O projeto da Casa de Vegetação conta com financiamento da Fundação de Amparo à Pesquisa do Estado de Minas Gerais (Fapemig). Exemplares adultos da palmeira-juçara são encontrados no fragmento florestal do Jardim, que possui uma “Trilha da Juçara”.
A trilha, com aproximadamente 700 metros, permite aos visitantes observar a palmeira-juçara em seu ambiente natural. O percurso culmina em uma galeria natural formada por copas de jabuticabeiras, proporcionando uma experiência imersiva na floresta.

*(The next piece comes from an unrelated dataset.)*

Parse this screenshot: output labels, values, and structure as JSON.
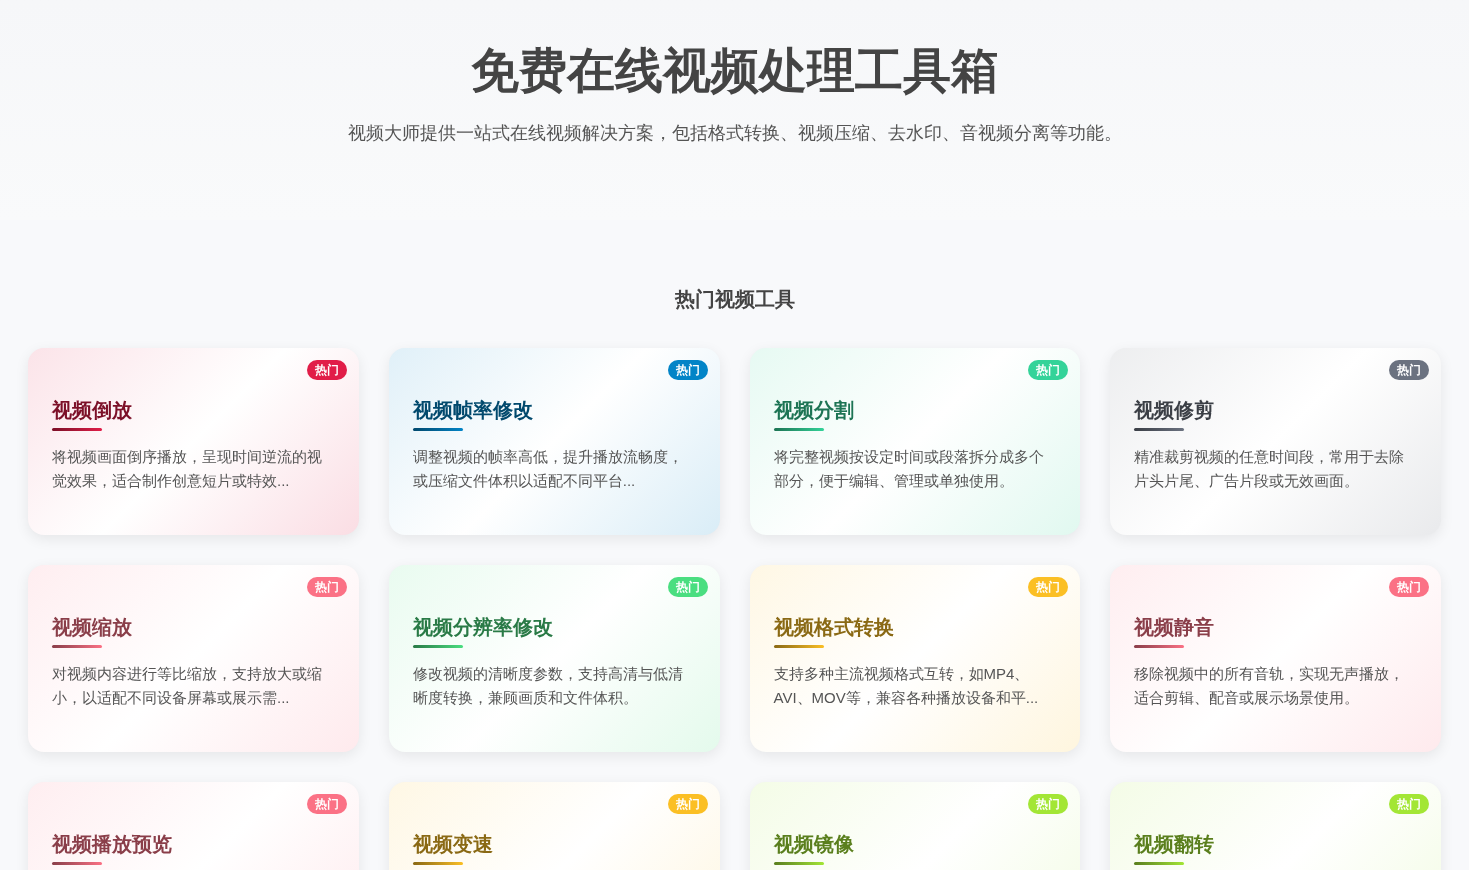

O diretor do Jardim Botânico, Breno Moreira, destacou que a Casa de Vegetação “reafirma o seu compromisso com a conservação da biodiversidade, a formação de cidadãos e o desenvolvimento sustentável da nossa região”.

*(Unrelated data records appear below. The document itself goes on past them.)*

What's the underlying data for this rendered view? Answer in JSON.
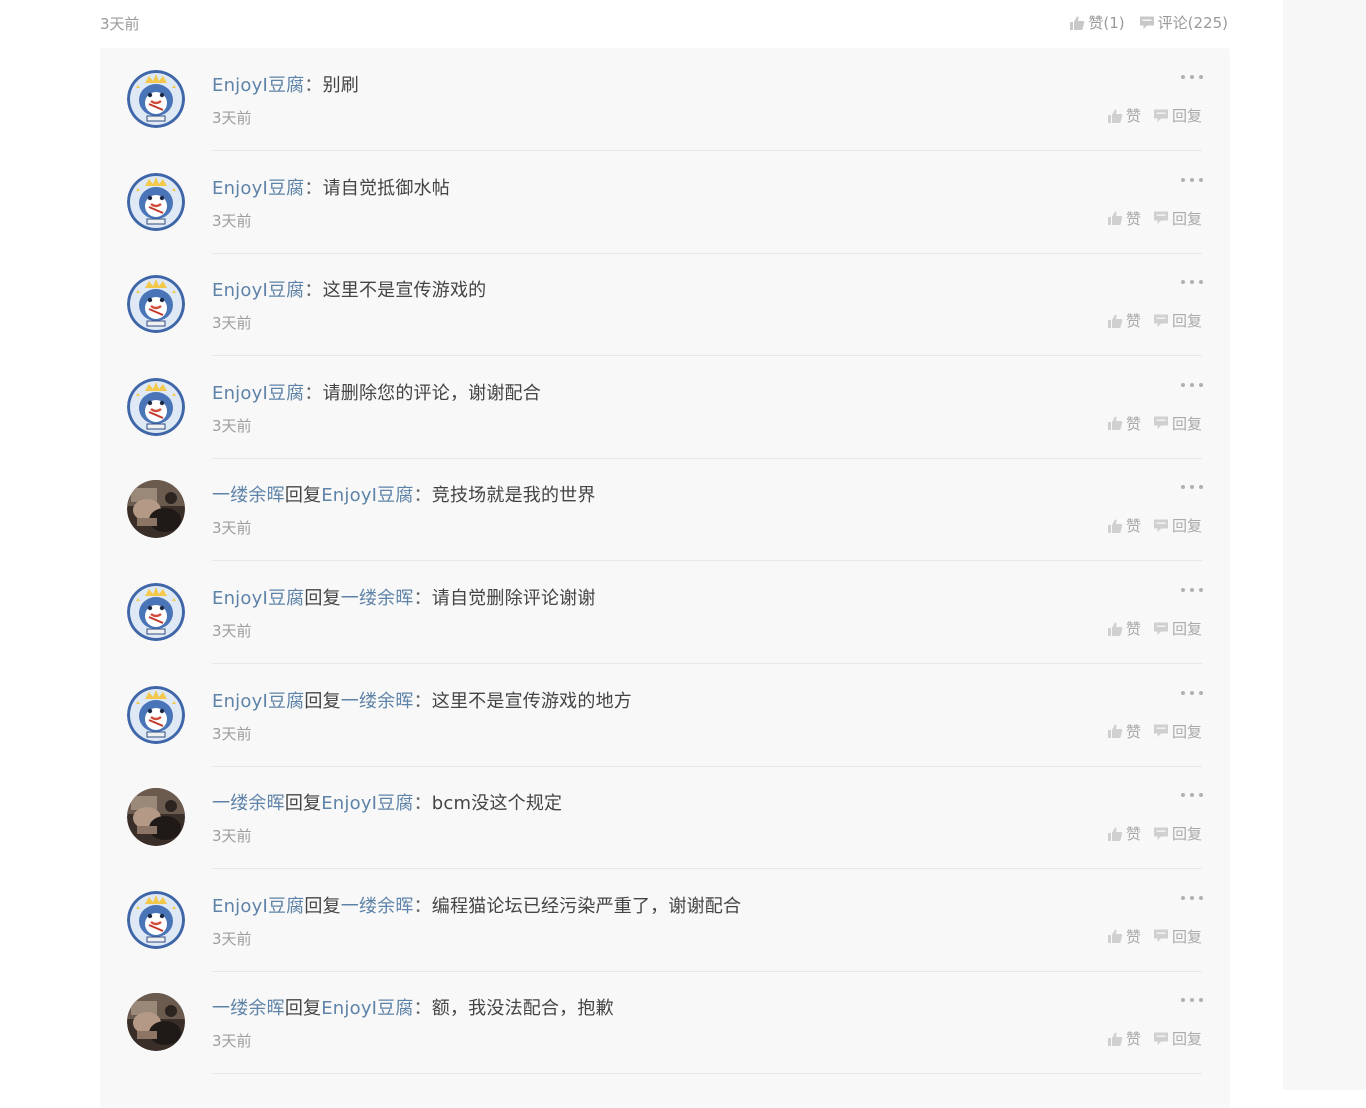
{
  "post": {
    "time": "3天前",
    "like_label": "赞(1)",
    "comment_label": "评论(225)"
  },
  "comment_actions": {
    "like": "赞",
    "reply": "回复"
  },
  "comments": [
    {
      "user": "EnjoyI豆腐",
      "reply_word": "",
      "target": "",
      "colon": "：",
      "text": "别刷",
      "time": "3天前",
      "avatar": "penguin"
    },
    {
      "user": "EnjoyI豆腐",
      "reply_word": "",
      "target": "",
      "colon": "：",
      "text": "请自觉抵御水帖",
      "time": "3天前",
      "avatar": "penguin"
    },
    {
      "user": "EnjoyI豆腐",
      "reply_word": "",
      "target": "",
      "colon": "：",
      "text": "这里不是宣传游戏的",
      "time": "3天前",
      "avatar": "penguin"
    },
    {
      "user": "EnjoyI豆腐",
      "reply_word": "",
      "target": "",
      "colon": "：",
      "text": "请删除您的评论，谢谢配合",
      "time": "3天前",
      "avatar": "penguin"
    },
    {
      "user": "一缕余晖",
      "reply_word": "回复",
      "target": "EnjoyI豆腐",
      "colon": "：",
      "text": "竞技场就是我的世界",
      "time": "3天前",
      "avatar": "photo"
    },
    {
      "user": "EnjoyI豆腐",
      "reply_word": "回复",
      "target": "一缕余晖",
      "colon": "：",
      "text": "请自觉删除评论谢谢",
      "time": "3天前",
      "avatar": "penguin"
    },
    {
      "user": "EnjoyI豆腐",
      "reply_word": "回复",
      "target": "一缕余晖",
      "colon": "：",
      "text": "这里不是宣传游戏的地方",
      "time": "3天前",
      "avatar": "penguin"
    },
    {
      "user": "一缕余晖",
      "reply_word": "回复",
      "target": "EnjoyI豆腐",
      "colon": "：",
      "text": "bcm没这个规定",
      "time": "3天前",
      "avatar": "photo"
    },
    {
      "user": "EnjoyI豆腐",
      "reply_word": "回复",
      "target": "一缕余晖",
      "colon": "：",
      "text": "编程猫论坛已经污染严重了，谢谢配合",
      "time": "3天前",
      "avatar": "penguin"
    },
    {
      "user": "一缕余晖",
      "reply_word": "回复",
      "target": "EnjoyI豆腐",
      "colon": "：",
      "text": "额，我没法配合，抱歉",
      "time": "3天前",
      "avatar": "photo"
    }
  ],
  "icons": {
    "thumb": "thumbs-up-icon",
    "bubble": "comment-bubble-icon",
    "more": "more-dots-icon"
  },
  "colors": {
    "username": "#5e83a8",
    "muted": "#9e9e9e",
    "panel_bg": "#f8f8f8"
  }
}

A Casa de Vegetação integra-se a outros projetos desenvolvidos no Jardim Botânico, como o Meliponário de Abelhas Nativas e a Trilha do Mel. Exposições artísticas e roteiros interpretativos também fazem parte das iniciativas.

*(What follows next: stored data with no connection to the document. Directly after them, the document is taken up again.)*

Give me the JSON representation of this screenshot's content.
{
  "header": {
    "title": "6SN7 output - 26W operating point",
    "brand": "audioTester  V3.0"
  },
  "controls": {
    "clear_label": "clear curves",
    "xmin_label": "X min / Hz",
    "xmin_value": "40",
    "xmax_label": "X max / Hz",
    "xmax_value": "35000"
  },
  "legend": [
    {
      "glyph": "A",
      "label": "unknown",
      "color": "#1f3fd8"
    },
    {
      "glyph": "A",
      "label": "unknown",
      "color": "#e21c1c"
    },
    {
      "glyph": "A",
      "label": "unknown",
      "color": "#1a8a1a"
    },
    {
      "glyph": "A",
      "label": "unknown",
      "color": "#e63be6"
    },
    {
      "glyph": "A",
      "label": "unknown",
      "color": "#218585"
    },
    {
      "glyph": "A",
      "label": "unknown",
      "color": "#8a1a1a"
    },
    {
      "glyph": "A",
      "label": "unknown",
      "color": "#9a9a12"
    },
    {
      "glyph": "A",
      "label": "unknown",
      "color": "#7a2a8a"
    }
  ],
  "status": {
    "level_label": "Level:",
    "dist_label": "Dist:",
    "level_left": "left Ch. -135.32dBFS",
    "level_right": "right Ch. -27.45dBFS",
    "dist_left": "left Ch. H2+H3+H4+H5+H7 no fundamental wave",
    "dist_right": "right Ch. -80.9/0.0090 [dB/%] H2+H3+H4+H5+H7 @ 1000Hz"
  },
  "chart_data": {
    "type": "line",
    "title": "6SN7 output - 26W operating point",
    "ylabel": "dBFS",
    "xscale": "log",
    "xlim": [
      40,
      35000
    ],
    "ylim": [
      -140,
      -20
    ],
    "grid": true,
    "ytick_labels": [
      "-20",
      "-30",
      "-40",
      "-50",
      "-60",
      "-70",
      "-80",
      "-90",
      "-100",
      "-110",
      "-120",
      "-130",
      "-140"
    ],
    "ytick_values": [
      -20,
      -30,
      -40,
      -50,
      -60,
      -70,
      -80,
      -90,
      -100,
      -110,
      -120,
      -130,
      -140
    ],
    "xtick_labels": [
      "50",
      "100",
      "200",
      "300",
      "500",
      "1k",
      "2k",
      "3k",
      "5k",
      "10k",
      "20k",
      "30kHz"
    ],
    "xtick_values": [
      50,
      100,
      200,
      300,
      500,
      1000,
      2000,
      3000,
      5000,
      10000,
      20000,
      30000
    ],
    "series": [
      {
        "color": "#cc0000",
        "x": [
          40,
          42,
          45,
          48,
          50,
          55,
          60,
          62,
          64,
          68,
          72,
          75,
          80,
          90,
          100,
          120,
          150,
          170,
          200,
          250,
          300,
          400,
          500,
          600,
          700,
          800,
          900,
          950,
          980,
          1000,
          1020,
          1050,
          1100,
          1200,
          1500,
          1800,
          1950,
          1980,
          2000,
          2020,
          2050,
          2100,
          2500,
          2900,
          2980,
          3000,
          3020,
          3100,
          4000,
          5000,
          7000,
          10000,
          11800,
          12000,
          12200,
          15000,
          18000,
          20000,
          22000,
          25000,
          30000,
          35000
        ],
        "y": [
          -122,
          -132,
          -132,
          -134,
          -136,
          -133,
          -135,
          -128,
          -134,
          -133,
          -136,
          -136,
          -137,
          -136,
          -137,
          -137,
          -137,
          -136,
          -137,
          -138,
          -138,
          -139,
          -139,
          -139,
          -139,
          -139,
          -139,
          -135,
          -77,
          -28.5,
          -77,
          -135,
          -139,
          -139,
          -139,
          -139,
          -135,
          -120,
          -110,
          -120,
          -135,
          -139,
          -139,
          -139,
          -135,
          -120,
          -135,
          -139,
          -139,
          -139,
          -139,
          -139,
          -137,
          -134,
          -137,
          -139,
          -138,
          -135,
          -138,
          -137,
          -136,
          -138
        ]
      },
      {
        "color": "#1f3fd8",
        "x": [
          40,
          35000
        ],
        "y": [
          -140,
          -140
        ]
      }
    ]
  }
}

Esses projetos contribuem para consolidar o Jardim Botânico como um espaço de produção e compartilhamento de conhecimentos. A instituição busca promover a sensibilização ambiental e a educação sobre a importância da biodiversidade.
Oficina “Plantio e produção de palmeira-juçara”
A oficina “Plantio e produção de palmeira-juçara” ocorrerá das 8h às 12h, no Centro de Educação Ambiental do Jardim Botânico. Todas as vagas para a atividade foram preenchidas.
A iniciativa faz parte do projeto “AMA Juçara – Açaí da Mata Atlântica”, do Instituto Estadual de Florestas (IEF). O coordenador do projeto, Eduardo de Ávila Coelho, explicou que o objetivo principal é “conservar a palmeira-juçara”.
O projeto também visa “levar oportunidade de alternativa de renda para produtores rurais” e “produzir alimento saudável”. Um dos lemas da iniciativa é “Juçara na terra, açaí no copo”, conforme informações da UFJF.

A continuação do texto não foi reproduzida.